Resolvemos encerrar nossa participação neste ano de 2025, que foi muito produtivo para nosso município do ponto de vista empresarial, tendo surgido ótimas ideias no meio, inclusive o jovem empresário Gustavo Moreira, o Gustavo da Popular, tomando iniciativas no meio social, fazendo-nos refletir sobre, “sair da casinha”, “buscar alternativa” e outras como a iniciativa da ACIAPLA através de Marcelo Henrique, construírem o Palácio do Comércio, dando-nos esperança e a certeza de que o trabalho é que constrói o caminho. Daí oferecermos aos nossos leitores recadenses esta breve entrevista com o jovem empreendedor Gustavo da Popular que aponta caminhos para 2026. Veja.

RN: Gustavo, faça uma análise sobre o universo empresarial planaltinense e de como está vendo nosso município.
Gustavo da Popular: Aqui, como no mundo, a construção civil é carro chefe do desenvolvimento. É preciso cuidar disso”.
“O município de Planaltina um dos mais prósperos, senão o líder desenvolvimentista no Entorno Norte de Brasília, tem sido pródigo na produção de políticos da iniciativa privada. Dos dezessete vereadores que compõem hoje o Poder Legislativo planaltinense, onze deles vieram da iniciativa privada como empreendedores e seis são servidores (público ou privado). Daí pode-se mensurar a força da inciativa privada, principal promotora do crescimento local, puxado pela construção civil, carro chefe no processo de desenvolvimento de qualquer localidade”.

RN – Qual sua visão sobre o momento do município e como este universo empresarial deve se comportar?
Gustavo da Popular: “É preciso tomar decisões buscando solução para questões urgentes”.
“A iniciativa privada planaltinense tem se desdobrado nestes tempos de Reforma Tributária, de juros altos e incertezas diversas, cada vez mais, produzindo alternativas no sentido de poder continuar competitiva frente, especialmente, a construção civil, atividade a qual temos a família envolvida desde nossos bisavós. Somos semente da indústria de tijolos lá da Papuda, de São Sebastião, onde meus avós e tios-avós produziam para o início da construção de Brasília.
“A Saúde Pública de Planaltina, é do conhecimento de todos (Vi matérria, inclusive, neste jornal sobre a UPA no Paquetá), está em colapso. Grande procura, poucos médicos contratados pelo poder público, baixos salários e, com isso, um péssimo atendimento ao cidadão trabalhador que, está perdendo sua capacidade de produzir nas filas dos PSFs e Hospital para não conseguir um atendimento digno, tendo muitas das vezes de ser humilhado nos Hospitais de Brasília ou tendo de viajar sem condições a Formosa ou mesmo para Goiânia, capital do Estado. É muito difícil”
“Isso tem nos custado muito. É preciso um conjunto de força para resolver.”
RN: Qual seria uma iniciativa que urge providência da iniciativa privada?

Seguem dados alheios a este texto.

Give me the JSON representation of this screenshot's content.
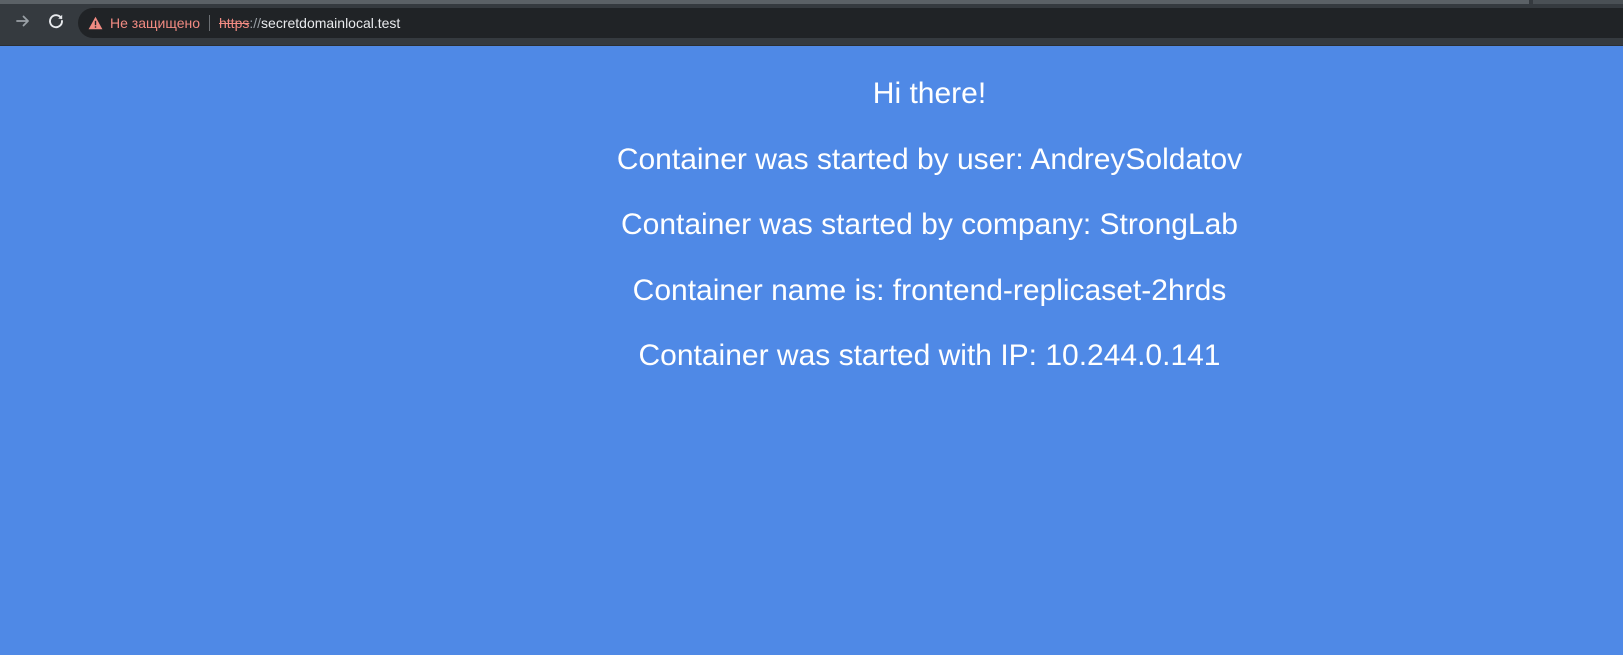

“Isso tem nos custado muito. Pensando em solucionar parte deste problema da Saúde, estou trabalhando junto com meus parceiros da construção civil uma solução para nossos trabalhadores. Vamos atender com exames médicos e consultas a todos os nossos funcionários e seus dependentes. Desde o engenheiro até o servente de pedreiro terão atendimento direto na obra. Levaremos o médico até duas vezes por mês no canteiro e dali saberemos como está a saúde do trabalhador e da família dele. Vejo como prioritário esta questão: Saúde. Se você está trabalhando e tem esta segurança para você e os seus, você melhora o rendimento e entendo que a iniciativa privada deve buscar soluções para seus problemas”.
“Na oportunidade quero desejar a todos um Ano Novo cheio de lutas e vitórias. Meu abraço a Planaltina, município que merece o que há de melhor e deve ser de sua gente.”